A fragrant rice dish layered with spiced meat, herbs, and saffron, slow-cooked to perfection. Introduced by Mughal Emperor Babur in the 16th century, biryani has become a beloved staple across India.

Shahi Tukda

A royal bread pudding made with deep-fried bread slices soaked in sweetened milk, flavored with saffron, cardamom, and garnished with nuts. This indulgent dessert was introduced by Emperor Bahadur Shah Zafar during the mid-19th century.

Kebabs

Various types of kebabs, including seekh and galouti, were introduced by Mughal Emperor Jahangir in the 16th century. These marinated and grilled meat skewers have become a quintessential part of Indian cuisine.

Gulab Jamun

Soft, deep-fried dumplings made from khoya (reduced milk) soaked in sugar syrup flavored with rose water, cardamom, and saffron.

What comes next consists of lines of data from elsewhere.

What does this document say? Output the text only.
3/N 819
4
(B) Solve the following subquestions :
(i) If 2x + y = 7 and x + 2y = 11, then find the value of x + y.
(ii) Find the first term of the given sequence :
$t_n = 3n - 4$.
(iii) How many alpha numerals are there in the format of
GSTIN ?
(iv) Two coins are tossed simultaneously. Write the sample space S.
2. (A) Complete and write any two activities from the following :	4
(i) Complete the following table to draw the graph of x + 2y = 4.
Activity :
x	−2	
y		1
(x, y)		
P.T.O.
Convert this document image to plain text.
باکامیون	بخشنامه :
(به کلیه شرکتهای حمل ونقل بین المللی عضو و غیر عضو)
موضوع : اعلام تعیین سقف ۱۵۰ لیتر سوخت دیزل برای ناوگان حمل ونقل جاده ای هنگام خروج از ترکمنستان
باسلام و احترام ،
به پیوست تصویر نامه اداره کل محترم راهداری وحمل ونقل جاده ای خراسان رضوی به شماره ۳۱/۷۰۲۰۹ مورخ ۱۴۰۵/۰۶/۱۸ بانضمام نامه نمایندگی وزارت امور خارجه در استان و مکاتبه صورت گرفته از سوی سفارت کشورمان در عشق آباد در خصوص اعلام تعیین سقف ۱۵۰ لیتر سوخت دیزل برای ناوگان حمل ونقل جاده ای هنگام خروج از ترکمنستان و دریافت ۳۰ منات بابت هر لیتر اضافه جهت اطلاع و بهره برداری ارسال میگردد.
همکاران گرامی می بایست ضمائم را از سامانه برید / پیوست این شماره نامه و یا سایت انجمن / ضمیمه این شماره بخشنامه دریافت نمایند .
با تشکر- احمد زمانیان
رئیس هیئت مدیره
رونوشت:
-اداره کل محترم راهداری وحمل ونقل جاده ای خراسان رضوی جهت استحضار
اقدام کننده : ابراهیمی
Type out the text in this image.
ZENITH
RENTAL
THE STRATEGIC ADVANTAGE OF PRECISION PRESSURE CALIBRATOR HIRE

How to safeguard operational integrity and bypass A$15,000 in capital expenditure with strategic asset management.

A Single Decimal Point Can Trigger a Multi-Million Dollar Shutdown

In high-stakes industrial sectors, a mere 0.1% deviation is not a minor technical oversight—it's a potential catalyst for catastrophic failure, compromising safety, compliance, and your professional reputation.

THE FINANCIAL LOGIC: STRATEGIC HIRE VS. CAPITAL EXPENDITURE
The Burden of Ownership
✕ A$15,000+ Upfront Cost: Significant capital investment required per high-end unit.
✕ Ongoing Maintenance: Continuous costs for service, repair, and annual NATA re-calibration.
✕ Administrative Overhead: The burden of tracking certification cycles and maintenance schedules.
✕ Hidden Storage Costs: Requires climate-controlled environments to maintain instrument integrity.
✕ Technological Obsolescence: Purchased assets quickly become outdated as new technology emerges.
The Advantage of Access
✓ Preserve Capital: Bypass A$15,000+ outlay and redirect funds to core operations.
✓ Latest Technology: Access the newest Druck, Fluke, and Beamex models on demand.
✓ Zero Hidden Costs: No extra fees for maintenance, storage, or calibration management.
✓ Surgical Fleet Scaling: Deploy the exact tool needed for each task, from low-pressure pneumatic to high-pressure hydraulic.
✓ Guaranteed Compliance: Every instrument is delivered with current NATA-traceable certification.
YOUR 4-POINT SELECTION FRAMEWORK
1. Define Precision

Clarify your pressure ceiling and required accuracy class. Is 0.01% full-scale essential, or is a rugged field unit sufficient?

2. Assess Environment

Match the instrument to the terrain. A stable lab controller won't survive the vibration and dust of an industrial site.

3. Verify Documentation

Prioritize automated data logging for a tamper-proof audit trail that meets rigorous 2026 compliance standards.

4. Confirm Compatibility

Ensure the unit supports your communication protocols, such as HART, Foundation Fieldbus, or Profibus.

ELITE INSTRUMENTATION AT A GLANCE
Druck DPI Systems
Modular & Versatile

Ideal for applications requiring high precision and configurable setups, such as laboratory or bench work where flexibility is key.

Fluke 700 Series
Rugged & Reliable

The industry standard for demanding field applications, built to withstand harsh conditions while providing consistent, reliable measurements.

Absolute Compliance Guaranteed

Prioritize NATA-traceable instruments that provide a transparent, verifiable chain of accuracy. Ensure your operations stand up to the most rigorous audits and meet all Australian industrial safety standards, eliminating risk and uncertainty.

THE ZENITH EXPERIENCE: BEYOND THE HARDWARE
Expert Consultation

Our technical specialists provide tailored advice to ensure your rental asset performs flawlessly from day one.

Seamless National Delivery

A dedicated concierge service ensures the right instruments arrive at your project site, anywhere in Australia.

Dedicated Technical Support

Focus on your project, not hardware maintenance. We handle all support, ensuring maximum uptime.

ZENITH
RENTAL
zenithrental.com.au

Introduced by Mughal Emperor Shah Jahan in 1638, this dessert is a festive favorite.

Nihari

A slow-cooked stew made with meat, often mutton or beef, and bone marrow, flavored with spices. Originating in Lucknow during the Mughal era, nihari was traditionally consumed as a hearty breakfast by the nawabs.

Nargisi Kofta

Spiced meatballs with a boiled egg center, inspired by Persian recipes and popularized in Mughal royal kitchens. This dish showcases the Mughal penchant for rich and flavorful preparations.

Jalebi

A sweet, deep-fried dessert soaked in sugar syrup, introduced by the Mughals in the 16th century. With its crisp texture and syrupy sweetness, jalebi has become a beloved treat across India.